Reputation: 865
In order to load large SQL Data on to Spark for transformation & ML which of these below option is better in terms of performance.
Option 1: Use Spark SQL JDBC connector to load directly SQLData on to Spark.
Option 2: Use Sqoop to load SQLData on to HDFS in csv format and then Use Spark to read the data from HDFS.
Please suggest which of the above in a good approach to load large SQL data on to Spark.
Upvotes: 3
Views: 10958
Reputation: 21
I would suggest to use Sqoop to ingest data into HDFS and then use Spark for analysis on it, as seen from below observations which I have done to import a sample 32 GB table from Mysql to HDFS. Also as suggested by chet, you can or should use Parquet file format while importing as it considerably reduce file sizes as seen in these observations.

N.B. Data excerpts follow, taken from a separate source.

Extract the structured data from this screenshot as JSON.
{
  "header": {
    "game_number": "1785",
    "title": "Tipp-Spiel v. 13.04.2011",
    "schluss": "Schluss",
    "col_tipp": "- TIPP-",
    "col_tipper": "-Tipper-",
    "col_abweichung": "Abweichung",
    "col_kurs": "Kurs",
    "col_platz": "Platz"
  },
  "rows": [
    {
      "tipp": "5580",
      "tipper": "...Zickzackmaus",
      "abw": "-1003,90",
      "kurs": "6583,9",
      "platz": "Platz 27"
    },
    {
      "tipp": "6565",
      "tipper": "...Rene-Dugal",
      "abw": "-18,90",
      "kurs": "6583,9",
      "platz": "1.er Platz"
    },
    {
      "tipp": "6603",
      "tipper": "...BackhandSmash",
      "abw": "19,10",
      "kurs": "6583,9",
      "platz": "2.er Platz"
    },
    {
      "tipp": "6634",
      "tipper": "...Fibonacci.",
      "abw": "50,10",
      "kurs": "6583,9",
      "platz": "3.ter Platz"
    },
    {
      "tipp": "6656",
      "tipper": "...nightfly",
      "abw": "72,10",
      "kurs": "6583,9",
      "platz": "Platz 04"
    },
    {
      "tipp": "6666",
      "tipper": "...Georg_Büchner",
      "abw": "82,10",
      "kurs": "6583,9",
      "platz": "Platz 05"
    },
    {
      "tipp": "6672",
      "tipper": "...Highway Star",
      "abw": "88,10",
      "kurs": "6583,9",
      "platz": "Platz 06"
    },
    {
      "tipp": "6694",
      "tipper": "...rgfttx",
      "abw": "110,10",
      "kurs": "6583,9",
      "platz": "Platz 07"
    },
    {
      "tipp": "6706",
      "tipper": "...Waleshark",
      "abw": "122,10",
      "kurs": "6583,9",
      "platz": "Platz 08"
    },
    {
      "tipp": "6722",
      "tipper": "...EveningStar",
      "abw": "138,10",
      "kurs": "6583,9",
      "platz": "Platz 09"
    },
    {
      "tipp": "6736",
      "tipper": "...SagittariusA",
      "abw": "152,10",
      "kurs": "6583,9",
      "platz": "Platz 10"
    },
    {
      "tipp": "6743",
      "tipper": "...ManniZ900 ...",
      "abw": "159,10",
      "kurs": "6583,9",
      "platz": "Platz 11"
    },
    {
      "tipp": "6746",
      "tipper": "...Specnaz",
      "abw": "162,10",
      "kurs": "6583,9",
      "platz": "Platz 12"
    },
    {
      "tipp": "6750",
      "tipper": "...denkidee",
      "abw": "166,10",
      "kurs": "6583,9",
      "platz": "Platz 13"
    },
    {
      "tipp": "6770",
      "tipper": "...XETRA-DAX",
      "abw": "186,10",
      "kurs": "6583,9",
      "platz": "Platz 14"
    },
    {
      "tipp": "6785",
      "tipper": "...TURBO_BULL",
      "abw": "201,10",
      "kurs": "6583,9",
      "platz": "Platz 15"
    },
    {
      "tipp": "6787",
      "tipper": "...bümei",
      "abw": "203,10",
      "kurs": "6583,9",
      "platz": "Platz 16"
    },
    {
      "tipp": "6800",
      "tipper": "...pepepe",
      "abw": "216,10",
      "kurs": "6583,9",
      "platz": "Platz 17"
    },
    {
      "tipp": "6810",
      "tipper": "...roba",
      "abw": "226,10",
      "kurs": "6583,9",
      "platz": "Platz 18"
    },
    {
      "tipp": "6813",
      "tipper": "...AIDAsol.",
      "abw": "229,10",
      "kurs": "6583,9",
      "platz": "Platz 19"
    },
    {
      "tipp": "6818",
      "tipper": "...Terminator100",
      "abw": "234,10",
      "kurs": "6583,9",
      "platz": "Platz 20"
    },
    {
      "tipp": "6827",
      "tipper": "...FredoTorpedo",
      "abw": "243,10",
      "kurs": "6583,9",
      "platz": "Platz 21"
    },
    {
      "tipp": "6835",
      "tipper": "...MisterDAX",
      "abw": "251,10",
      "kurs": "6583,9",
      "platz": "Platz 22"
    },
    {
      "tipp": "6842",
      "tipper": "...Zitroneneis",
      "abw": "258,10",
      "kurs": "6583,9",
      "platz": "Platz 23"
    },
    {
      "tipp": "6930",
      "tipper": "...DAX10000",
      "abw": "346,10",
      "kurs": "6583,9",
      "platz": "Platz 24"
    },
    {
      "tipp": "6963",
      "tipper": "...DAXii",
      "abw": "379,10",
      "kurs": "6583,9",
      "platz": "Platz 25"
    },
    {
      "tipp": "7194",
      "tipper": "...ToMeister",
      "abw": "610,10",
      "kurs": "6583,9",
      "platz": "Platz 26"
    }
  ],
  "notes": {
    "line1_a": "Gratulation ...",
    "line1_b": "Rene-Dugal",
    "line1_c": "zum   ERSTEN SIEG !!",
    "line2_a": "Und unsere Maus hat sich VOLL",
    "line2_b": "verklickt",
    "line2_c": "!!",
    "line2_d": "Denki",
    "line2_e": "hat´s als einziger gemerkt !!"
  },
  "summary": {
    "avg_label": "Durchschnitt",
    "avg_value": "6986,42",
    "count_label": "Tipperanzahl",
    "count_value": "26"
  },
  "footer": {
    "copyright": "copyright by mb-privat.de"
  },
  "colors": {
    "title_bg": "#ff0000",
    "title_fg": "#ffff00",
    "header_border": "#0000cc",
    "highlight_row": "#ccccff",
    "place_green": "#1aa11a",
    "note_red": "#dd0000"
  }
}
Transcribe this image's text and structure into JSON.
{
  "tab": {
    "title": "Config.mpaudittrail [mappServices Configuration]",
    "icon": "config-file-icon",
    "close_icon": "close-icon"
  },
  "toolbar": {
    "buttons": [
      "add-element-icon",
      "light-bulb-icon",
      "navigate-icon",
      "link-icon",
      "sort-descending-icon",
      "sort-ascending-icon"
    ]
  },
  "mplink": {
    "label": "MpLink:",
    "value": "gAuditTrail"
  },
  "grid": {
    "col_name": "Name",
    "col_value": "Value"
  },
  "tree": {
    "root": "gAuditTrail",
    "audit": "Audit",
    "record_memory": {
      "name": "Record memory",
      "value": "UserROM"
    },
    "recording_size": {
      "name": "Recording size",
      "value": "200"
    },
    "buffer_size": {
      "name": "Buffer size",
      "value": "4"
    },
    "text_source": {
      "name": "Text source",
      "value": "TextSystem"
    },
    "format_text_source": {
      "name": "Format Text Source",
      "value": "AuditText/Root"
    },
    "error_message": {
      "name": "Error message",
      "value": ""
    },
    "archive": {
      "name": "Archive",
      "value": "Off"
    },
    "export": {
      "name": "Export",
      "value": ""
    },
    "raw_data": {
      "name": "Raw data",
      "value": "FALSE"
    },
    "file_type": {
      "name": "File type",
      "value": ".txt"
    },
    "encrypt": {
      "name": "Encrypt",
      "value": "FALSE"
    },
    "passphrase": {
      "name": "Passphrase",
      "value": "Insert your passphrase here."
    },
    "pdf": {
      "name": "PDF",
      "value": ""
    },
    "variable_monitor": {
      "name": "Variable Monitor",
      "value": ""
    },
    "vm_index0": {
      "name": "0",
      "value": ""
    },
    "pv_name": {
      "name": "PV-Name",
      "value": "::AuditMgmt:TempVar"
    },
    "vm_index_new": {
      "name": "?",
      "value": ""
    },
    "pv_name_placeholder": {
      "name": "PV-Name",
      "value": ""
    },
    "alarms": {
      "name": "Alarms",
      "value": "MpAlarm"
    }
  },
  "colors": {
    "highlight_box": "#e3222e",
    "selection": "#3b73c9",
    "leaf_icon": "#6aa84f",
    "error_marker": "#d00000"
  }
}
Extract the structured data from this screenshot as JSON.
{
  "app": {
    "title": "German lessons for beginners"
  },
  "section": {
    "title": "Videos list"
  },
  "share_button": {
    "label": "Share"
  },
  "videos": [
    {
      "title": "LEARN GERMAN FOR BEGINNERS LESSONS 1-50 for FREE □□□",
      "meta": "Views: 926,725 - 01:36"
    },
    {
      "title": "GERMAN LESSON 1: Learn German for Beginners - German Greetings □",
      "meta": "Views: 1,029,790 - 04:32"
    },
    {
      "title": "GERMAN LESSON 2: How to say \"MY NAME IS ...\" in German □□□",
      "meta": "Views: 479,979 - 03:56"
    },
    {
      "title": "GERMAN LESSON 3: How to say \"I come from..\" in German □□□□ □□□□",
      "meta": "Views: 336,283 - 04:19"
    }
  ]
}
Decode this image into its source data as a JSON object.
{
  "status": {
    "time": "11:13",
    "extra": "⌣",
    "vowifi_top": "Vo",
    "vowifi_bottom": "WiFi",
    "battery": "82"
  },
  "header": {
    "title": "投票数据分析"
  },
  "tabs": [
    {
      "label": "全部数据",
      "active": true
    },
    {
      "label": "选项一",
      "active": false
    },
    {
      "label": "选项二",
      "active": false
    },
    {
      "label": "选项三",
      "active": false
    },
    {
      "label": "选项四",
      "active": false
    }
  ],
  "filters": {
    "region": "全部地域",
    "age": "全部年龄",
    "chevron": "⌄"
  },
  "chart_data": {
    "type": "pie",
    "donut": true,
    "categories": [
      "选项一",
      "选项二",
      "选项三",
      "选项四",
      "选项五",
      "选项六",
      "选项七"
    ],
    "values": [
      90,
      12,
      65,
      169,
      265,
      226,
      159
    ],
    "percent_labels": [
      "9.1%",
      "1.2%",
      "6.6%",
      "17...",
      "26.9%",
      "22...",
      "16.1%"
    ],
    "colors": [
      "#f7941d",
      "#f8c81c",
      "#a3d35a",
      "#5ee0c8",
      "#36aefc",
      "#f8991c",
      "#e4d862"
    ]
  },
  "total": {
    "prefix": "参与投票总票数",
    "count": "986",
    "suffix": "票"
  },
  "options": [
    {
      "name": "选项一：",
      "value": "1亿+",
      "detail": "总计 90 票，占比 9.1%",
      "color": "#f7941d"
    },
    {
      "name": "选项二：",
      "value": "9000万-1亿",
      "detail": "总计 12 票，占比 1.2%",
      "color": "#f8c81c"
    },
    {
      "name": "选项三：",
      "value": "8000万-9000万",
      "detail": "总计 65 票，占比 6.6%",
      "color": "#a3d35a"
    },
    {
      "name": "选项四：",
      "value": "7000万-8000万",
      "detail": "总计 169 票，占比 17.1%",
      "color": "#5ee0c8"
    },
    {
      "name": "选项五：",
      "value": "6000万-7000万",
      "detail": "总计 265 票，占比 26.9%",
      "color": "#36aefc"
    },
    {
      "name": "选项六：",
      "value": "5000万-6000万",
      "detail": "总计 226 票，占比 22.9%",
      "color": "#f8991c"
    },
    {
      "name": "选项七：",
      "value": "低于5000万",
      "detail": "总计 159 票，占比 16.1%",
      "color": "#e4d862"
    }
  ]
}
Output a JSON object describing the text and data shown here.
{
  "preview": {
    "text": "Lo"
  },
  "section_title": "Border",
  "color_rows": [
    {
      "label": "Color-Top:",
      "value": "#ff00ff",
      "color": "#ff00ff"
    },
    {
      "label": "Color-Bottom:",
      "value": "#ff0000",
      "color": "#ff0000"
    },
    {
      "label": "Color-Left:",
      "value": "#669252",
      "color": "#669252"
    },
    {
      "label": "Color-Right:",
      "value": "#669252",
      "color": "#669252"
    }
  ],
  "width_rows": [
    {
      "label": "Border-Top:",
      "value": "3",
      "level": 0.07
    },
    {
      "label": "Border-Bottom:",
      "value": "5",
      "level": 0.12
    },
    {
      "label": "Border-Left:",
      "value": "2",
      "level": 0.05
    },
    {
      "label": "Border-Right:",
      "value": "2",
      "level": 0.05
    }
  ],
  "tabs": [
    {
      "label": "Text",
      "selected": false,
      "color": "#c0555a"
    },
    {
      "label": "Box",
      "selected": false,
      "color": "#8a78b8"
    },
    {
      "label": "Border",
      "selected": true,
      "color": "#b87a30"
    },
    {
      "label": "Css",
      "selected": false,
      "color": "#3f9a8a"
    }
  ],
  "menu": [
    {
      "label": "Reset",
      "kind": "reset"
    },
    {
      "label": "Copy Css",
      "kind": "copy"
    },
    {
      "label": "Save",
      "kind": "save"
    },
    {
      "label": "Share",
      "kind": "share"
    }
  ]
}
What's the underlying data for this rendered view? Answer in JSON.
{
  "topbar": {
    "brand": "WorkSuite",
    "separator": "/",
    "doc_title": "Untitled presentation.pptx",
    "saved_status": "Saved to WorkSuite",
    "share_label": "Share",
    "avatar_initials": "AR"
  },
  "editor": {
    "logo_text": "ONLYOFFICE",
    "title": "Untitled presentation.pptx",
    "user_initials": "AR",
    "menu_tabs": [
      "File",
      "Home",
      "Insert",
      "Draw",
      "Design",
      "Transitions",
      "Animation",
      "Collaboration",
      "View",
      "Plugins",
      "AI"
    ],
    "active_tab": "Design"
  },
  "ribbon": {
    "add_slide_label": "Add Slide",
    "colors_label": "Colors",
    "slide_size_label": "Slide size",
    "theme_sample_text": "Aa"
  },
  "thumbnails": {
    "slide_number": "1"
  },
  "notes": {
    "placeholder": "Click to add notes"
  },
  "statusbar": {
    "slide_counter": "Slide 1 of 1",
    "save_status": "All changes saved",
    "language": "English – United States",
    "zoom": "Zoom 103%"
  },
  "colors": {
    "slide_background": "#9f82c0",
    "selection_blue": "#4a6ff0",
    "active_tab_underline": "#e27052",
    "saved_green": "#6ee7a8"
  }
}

Mysql Database Table “EMP_TEST”, No. Of Records and Size Size is around 32.7 GB and No. of Records are around 77.5 Million.
Import into HDFS using Sqoop as seen below. When used sqoop to import into HDFS, it ran smoothly and took around 8 minutes to complete process. By default sqoop used “snappy” compression (as seen in logs) and total size of the files in HDFS is around 320 MB only.
Import into HDFS using Spark as seen below. When tried to import using Spark, it failed miserably as seen in below screenshot.
In spark, when dataframe is created using parquet files imported by sqoop, then it runs very smoothly as seen below.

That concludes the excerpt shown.